Leyre Mestre,Carolina Martín,Carmen Guaza,Graciela Alonso,Ana Feliú,Luisa M Villar,Miriam Mecha

doi:10.1111/acel.13440

Abstract

Although aggravated multiple sclerosis (MS) disability has been reported in aged patients, the aging impact on immune cells remodeling within the CNS is not well understood. Here, we investigated the influence of aging on immune cells and the neuroinflammatory and neurodegenerative processes that occur in a well‐established viral model of progressive MS. We found an anomalous presence of CD4+ T, CD8+T, B cells, and cells of myeloid lineage in the CNS of old sham mice whereas a blunted cellular innate and adaptive immune response was observed in Theiler's murine encephalomyelitis virus (TMEV) infected old mice. Microglia and macrophages show opposite CNS viral responses regarding cell counts in the old mice. Furthermore, enhanced expression of Programmed Death‐ligand 1 (PD‐L1) was found in microglia isolated from old TMEV‐infected mice and not in isolated CNS macrophages. Immunocytochemical staining of microglial cells confirms the above differences between young and old mice. Age‐related axonal loss integrity in the mouse spinal cord was found in TMEV mice, but a less marked neurodegenerative process was present in old sham mice compared with young sham mice. TMEV and sham old mice also display alterations in innate and adaptive immunity in the spleen compared to the young mice. Our study supports the need of new or adapted pharmacological strategies for MS elderly patients.

Highlights

Multiple sclerosis (MS) is a chronic inflammatory demyelinating CNS disease characterized by reversible neurological deficits associated with inflammation and secondary progressive neurodegeneration.About 80% of multiple sclerosis (MS) patients are diagnosed with the relapsing- remitting form (RRMS), but 70% of these patients shift to a progressive disease course (PMS) as they age (Tutuncú et al, 2013)
Theiler's murine encephalomyelitis virus (TMEV)-IDD model features a chronic progressive disease course which lasts for the entire lifespan in susceptible mice showing a dynamic of motor dysfunction and score severity that depends on the virus strain (McCarthy et al, 2012)
In the viral model used here, the brain cellular remodeling that occurs in adaptive immunity as mice get old reflects a blunted TMEV immune response, being largely a consequence of the changes observed in the old control mice that exhibited an anomalous presence of CD4+ and CD8+ T cells

Summary

Introduction

About 80% of MS patients are diagnosed with the relapsing- remitting form (RRMS), but 70% of these patients shift to a progressive disease course (PMS) as they age (Tutuncú et al, 2013).

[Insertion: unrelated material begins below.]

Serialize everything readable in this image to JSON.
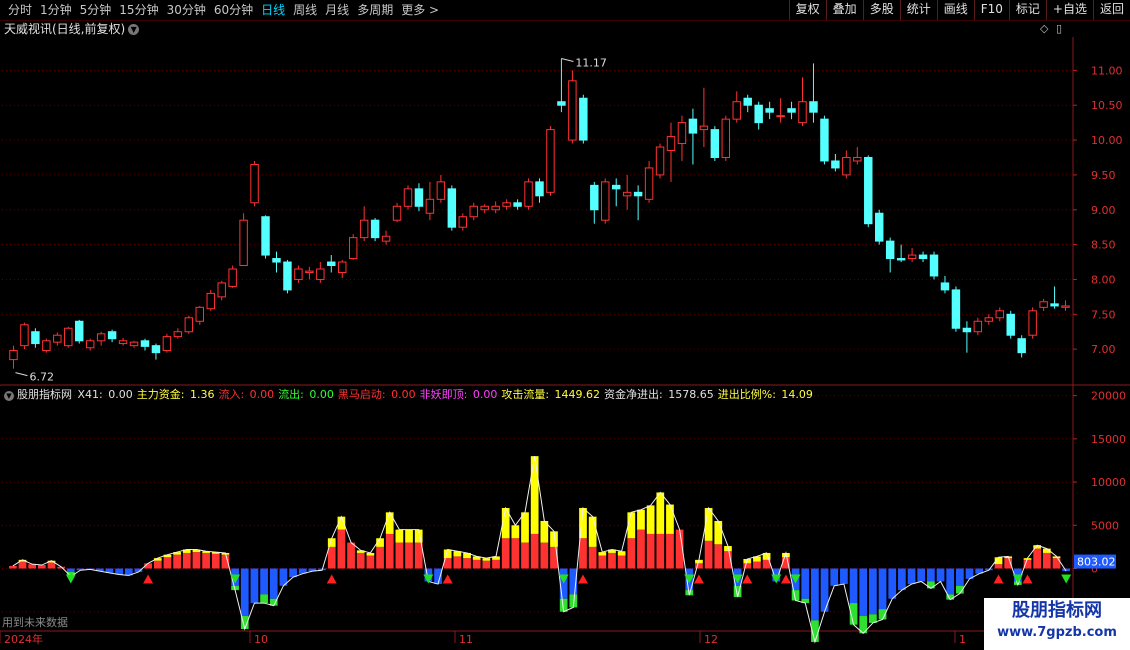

This change has been related to immunosenescence, the changes that occur in the cellular immune response as a result of aging. Premature immune aging has been described in some MS patients, perhaps underlying the transition from the RR form to a progressive disease course (Thewissen et al, 2005). Interest in understanding the impact of aging on the course of MS has emerged in an attempt to find novel therapies or to adapt current treatments to the chronological age of patients (Vaughn et al, 2019)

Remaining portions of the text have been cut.